If you plan to contribute new features, utility functions, or extensions to the core, please first open an issue and discuss the feature with us. Sending a PR without discussion might end up resulting in a rejected PR because we might be taking the core in a different direction than you might be aware of.
PPQ is tested with models from mmlab-classification, mmlab-detection, mmlab-segamentation, mmlab-editing, here we listed part of out testing result.

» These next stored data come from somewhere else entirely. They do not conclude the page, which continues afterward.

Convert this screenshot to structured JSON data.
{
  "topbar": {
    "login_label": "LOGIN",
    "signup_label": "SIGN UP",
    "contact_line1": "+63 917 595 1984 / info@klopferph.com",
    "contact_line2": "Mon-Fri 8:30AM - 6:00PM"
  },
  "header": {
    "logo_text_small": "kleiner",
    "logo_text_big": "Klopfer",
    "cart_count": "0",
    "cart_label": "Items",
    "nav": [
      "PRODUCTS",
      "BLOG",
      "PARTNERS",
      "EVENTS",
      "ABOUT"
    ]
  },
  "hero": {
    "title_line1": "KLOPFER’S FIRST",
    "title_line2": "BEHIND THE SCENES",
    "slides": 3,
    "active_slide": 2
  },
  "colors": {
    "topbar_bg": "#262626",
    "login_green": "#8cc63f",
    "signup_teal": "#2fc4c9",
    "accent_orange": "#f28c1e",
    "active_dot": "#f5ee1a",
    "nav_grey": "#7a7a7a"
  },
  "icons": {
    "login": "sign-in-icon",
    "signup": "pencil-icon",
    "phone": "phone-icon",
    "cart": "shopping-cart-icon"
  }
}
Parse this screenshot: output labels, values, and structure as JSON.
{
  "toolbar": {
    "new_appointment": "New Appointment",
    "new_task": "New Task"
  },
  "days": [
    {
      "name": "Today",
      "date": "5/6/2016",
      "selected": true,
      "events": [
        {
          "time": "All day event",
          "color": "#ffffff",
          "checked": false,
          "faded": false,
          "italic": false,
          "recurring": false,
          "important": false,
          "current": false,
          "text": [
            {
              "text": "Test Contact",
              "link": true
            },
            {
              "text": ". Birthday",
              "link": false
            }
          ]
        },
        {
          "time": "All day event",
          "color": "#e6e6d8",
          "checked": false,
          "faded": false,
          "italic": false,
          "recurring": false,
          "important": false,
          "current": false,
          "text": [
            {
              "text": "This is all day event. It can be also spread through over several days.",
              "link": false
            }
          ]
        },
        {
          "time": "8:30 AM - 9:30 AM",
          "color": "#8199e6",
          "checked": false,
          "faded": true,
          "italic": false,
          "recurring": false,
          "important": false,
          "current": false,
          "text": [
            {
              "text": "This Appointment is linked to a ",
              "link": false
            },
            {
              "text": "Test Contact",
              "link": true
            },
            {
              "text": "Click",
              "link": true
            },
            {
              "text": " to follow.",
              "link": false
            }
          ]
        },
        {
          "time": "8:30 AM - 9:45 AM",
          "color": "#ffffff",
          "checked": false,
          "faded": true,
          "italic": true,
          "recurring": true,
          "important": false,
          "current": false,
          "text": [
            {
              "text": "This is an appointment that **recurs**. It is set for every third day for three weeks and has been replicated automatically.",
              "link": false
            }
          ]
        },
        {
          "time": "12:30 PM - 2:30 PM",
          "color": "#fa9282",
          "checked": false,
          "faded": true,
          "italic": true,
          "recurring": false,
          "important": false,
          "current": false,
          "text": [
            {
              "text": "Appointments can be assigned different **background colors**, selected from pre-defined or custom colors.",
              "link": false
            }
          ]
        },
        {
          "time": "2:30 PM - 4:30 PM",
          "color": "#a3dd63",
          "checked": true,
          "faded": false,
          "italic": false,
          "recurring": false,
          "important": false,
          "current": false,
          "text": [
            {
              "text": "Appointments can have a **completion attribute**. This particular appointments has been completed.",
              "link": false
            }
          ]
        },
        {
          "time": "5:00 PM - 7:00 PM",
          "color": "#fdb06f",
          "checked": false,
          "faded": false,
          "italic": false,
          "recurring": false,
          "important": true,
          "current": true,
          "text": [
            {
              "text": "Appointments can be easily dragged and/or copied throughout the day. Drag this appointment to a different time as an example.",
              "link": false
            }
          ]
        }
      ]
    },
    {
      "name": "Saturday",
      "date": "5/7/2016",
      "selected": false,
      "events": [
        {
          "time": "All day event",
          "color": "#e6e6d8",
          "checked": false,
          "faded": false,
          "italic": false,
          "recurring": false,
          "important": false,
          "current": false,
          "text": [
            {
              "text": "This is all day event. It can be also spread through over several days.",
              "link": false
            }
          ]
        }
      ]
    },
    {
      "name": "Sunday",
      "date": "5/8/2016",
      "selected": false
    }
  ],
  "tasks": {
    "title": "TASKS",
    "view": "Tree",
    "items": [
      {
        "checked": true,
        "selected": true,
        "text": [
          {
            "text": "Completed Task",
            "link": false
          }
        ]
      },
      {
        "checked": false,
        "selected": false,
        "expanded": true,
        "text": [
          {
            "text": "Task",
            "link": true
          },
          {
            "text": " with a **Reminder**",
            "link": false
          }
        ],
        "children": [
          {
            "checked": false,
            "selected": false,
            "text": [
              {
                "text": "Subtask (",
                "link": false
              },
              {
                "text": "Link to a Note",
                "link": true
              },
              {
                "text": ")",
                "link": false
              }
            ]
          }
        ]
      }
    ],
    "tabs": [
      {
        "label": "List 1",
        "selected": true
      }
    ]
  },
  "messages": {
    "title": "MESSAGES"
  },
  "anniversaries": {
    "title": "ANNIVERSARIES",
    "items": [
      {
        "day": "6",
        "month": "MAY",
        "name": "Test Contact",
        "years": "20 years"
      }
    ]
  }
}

| Model | Type | Calibration | Dispatcher | Metric | PPQ(sim) | PPLCUDA | FP32 |
|---|---|---|---|---|---|---|---|
| Resnet-18 | Classification | 512 imgs | Conservative | Acc-Top-1 | 69.50% | 69.42% | 69.88% |
| ResNeXt-101 | Classification | 512 imgs | Conservative | Acc-Top-1 | 78.46% | 78.37% | 78.66% |
| SE-ResNet-50 | Classification | 512 imgs | Conservative | Acc-Top-1 | 77.24% | 77.26% | 77.76% |
| ShuffleNetV2 | Classification | 512 imgs | Conservative | Acc-Top-1 | 69.13% | 68.85% | 69.55% |
| MobileNetV2 | Classification | 512 imgs | Conservative | Acc-Top-1 | 70.99% | 71.1% | 71.88% |
| ---- | ---- | ---- | ---- | ---- | ---- | ---- | ---- |
| retinanet | Detection | 32 imgs | pplnn | bbox_mAP | 36.1% | 36.1% | 36.4% |
| faster_rcnn | Detection | 32 imgs | pplnn | bbox_mAP | 36.6% | 36.7% | 37.0% |
| fsaf | Detection | 32 imgs | pplnn | bbox_mAP | 36.5% | 36.6% | 37.4% |
| mask_rcnn | Detection | 32 imgs | pplnn | bbox_mAP | 37.7% | 37.6% | 37.9% |
| ---- | ---- | ---- | ---- | ---- | ---- | ---- | ---- |
| deepabv3 | Segmentation | 32 imgs | Conservative | aAcc / mIoU | 96.13% / 78.81% | 96.14% / 78.89% | 96.17% / 79.12% |
| deepabv3plus | Segmentation | 32 imgs | Conservative | aAcc / mIoU | 96.27% / 79.39% | 96.26% / 79.29% | 96.29% / 79.60% |
| fcn | Segmentation | 32 imgs | Conservative | aAcc / mIoU | 95.75% / 74.56% | 95.62% / 73.96% | 95.68% / 72.35% |
| pspnet | Segmentation | 32 imgs | Conservative | aAcc / mIoU | 95.79% / 77.40% | 95.79% / 77.41% | 95.83% / 77.74% |
| ---- | ---- | ---- | ---- | ---- | ---- | ---- | ---- |
| srcnn | Editing | 32 imgs | Conservative | PSNR / SSIM | 27.88% / 79.70% | 27.88% / 79.07% | 28.41% / 81.06% |
| esrgan | Editing | 32 imgs | Conservative | PSNR / SSIM | 27.84% / 75.20% | 27.49% / 72.90% | 27.51% / 72.84% |

This project is distributed under the Apache License, Version 2.0.